In capsule, dropper or tea form, echinacea is purported to strengthen your immunity. Proponents also argue that it can prevent and curtail colds – oh, and treat STIs. There’s more: because some common colds are, in fact, coronaviruses, some say echinacea can battle Covid, too.

It's time to look at the research to find out what's fact and what's fiction.

What's True

Echinacea’s many supposed benefits have been studied – but ‘a lot of the studies have been on animals and cells in a lab’, explains registered dietitian Abby Langer.
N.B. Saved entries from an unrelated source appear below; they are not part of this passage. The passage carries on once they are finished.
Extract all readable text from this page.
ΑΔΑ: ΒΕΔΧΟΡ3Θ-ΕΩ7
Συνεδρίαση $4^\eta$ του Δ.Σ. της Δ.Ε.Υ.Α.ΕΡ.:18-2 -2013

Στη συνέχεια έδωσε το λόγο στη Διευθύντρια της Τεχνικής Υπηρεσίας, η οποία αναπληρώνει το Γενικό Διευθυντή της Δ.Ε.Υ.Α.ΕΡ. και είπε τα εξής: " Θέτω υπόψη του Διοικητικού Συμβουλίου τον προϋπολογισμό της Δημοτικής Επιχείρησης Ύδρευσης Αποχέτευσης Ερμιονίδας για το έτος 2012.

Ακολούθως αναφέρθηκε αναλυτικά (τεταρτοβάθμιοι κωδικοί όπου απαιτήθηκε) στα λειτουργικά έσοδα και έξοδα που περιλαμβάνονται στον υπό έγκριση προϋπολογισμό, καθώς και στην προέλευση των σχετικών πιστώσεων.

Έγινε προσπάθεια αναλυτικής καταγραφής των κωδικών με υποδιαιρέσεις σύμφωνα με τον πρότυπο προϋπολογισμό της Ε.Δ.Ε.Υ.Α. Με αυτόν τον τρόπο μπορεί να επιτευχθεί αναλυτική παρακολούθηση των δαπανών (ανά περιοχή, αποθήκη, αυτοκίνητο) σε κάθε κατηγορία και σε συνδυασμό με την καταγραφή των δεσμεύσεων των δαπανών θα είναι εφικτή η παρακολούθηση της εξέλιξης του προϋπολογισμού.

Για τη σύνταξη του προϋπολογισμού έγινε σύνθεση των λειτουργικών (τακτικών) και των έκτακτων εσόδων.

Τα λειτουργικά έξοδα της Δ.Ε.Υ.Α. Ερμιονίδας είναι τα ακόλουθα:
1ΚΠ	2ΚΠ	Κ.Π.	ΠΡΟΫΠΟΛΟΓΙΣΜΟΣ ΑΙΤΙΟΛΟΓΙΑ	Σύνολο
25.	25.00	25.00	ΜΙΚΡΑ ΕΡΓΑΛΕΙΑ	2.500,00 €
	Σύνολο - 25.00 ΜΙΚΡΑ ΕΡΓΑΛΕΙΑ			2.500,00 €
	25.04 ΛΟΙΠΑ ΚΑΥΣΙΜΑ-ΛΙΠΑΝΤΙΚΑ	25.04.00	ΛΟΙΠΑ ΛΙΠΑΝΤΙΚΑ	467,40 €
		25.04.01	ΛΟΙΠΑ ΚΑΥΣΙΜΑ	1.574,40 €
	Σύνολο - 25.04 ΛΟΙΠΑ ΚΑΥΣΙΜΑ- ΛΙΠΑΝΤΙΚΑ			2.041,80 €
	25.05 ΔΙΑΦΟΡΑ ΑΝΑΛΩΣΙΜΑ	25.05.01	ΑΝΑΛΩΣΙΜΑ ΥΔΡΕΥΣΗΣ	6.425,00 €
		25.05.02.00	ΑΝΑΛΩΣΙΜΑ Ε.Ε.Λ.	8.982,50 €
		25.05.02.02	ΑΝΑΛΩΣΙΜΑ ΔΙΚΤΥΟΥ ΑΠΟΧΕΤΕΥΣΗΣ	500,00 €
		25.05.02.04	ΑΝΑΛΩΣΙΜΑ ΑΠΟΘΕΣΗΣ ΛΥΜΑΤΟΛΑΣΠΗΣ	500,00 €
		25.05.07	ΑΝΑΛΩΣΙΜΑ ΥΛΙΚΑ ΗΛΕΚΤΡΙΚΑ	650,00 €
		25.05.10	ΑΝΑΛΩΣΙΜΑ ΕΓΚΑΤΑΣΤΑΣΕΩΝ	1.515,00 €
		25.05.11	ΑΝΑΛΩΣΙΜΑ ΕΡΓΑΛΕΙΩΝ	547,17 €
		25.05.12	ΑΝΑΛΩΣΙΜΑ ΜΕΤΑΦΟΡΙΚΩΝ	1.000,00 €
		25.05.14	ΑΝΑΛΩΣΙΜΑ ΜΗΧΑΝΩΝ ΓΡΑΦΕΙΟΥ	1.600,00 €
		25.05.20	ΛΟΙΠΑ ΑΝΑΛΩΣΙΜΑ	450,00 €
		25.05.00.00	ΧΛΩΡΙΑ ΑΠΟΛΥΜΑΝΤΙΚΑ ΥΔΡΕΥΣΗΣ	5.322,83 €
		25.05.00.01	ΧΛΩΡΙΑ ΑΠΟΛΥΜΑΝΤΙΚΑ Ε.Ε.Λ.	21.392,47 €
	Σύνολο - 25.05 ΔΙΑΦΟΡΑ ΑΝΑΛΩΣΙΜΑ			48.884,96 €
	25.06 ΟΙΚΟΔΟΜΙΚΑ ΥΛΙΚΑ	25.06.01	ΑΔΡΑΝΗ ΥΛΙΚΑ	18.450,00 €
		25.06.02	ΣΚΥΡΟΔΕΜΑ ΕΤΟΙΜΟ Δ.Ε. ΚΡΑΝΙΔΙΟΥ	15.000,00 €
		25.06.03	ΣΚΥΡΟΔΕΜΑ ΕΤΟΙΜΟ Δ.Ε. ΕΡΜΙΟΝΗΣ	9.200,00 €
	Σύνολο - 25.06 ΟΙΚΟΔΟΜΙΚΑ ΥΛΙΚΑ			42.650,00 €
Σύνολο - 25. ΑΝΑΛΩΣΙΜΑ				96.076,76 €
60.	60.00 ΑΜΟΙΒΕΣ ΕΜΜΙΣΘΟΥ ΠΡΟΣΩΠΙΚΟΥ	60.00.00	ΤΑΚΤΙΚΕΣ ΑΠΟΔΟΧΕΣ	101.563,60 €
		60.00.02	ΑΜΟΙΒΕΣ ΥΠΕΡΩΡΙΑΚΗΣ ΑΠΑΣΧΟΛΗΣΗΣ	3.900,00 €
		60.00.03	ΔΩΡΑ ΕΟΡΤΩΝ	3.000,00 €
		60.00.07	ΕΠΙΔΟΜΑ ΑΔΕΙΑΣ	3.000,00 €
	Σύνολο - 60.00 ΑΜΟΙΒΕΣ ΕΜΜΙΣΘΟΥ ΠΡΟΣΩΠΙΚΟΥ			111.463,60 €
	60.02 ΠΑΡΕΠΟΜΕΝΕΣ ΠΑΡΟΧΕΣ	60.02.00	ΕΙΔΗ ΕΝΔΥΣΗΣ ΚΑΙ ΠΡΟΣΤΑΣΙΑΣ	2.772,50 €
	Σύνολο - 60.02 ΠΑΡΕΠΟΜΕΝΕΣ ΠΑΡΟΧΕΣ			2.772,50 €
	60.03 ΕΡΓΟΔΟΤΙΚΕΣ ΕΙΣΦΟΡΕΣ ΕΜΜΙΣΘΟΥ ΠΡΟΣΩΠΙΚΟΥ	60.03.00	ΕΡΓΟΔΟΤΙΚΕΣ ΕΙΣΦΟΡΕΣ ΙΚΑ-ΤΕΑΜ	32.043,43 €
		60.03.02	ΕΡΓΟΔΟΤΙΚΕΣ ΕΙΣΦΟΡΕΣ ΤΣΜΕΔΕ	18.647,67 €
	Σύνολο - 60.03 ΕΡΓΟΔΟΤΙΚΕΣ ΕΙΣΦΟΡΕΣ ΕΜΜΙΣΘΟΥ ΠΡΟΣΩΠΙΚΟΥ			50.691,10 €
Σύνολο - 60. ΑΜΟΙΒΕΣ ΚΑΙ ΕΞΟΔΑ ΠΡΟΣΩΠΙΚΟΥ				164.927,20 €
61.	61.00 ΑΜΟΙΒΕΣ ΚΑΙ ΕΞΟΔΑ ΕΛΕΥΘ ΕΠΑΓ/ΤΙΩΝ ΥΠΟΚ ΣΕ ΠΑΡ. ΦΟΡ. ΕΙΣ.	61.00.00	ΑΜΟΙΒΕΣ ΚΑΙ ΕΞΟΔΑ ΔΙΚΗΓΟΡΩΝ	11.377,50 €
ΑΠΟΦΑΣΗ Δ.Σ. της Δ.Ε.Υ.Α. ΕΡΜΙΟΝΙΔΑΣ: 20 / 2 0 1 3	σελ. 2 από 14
Though a 2020 review found that, while taking an echinacea supplement didn’t prevent upper-respiratory infection, doing so at the first signs of one may reduce symptoms.

What’s Promising

Research hasn’t proved that echinacea supps prevent Covid. But one study in the journal Frontiers In Pharmacology showed that five months’ supplementation resulted in a 48% reduction in Covid infections. However, study subjects took 2,400mg per day, which is larger than the dose in most over-the-counter products.

What Looks Unlikely

Echinacea supplements probably won’t do anything for STIs. The myth makes the rounds in homeopathic circles, and the little research that exists is on varying dosages. Beware any online misinformation stating that echinacea treats herpes, HIV/Aids or UTIs. There’s no consistent research yet.

The Takeaway

Taking an echinacea supp within the first day of noticing symptoms may lessen your cold or flu, says Brian St Pierre, director of nutrition at Precision Nutrition. Still, stick with proven preventative measures: wash your hands throughout the day, sleep well and eat a high-nutrient diet. It’s not revolutionary – but it is foolproof.